Accessible Video Calling: Enabling Nonvisual Perception of Visual Conversation Cues

Lei Shi; Brianna Tomlinson; John Tang; Ed Cutrell; Daniel McDuff; Gina Venolia; Paul Johns; Kael Rowan

Accessible Video Calling: Enabling Nonvisual Perception of Visual Conversation Cues

Lei Shi ,
Brianna Tomlinson ,
John Tang ,
Ed Cutrell ,
Daniel McDuff ,
Gina Venolia ,
Paul Johns ,
Kael Rowan

Computer-Supported Cooperative Work 2019 | November 2019

Published by ACM | Organized by ACM

Nonvisually Accessible Video Calling (NAVC) is a prototype that detects visual conversation cues in a video call and uses audio cues to convey them to a user who is blind or low-vision. NAVC uses audio cues inspired by movie soundtracks to convey Attention, Agreement, Disagreement, Happiness, Thinking, and Surprise. When designing NAVC, we partnered with people who are blind or low-vision through a user-centered design process that included need-finding interviews and design reviews. To evaluate NAVC, we conducted a user study with 16 participants.
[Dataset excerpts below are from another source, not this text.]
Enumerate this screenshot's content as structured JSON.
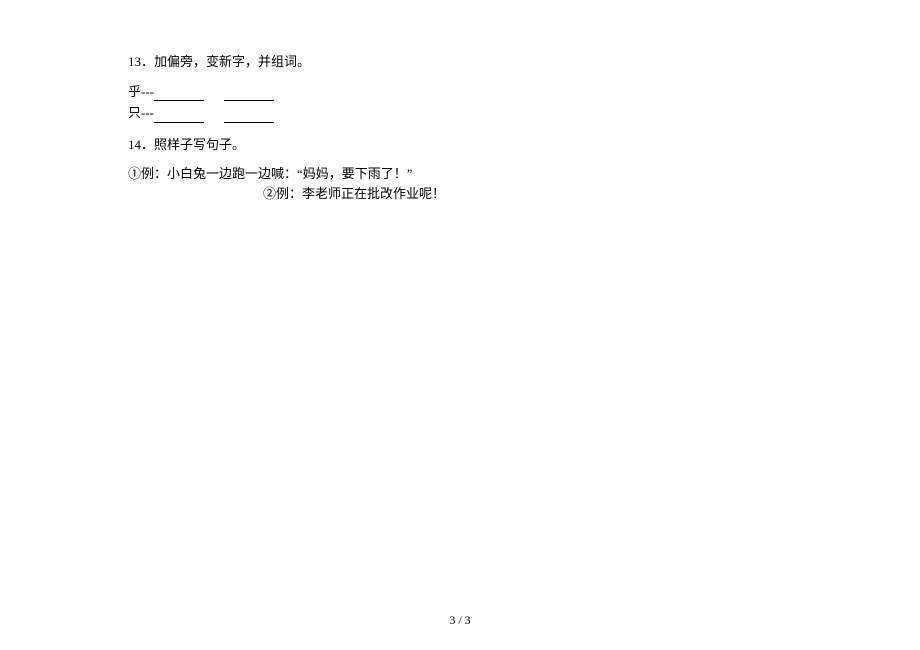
{
  "q13": {
    "label": "13．加偏旁，变新字，并组词。",
    "rows": [
      {
        "char": "乎",
        "sep": "---"
      },
      {
        "char": "只",
        "sep": "---"
      }
    ]
  },
  "q14": {
    "label": "14．照样子写句子。",
    "example1": "①例：小白兔一边跑一边喊：“妈妈，要下雨了！”",
    "example2": "②例：李老师正在批改作业呢！"
  },
  "footer": {
    "page": "3 / 3"
  }
}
The study provided feedback on the NAVC prototype and showed that the participants could easily discern some cues, like Attention and Agreement, but had trouble distinguishing others. The accuracy of the prototype in detecting conversation cues emerged as a key concern, especially in avoiding false positives and in detecting negative emotions, which tend to be masked in social conversations. This research identified challenges and design opportunities in using AI models to enable accessible video calling.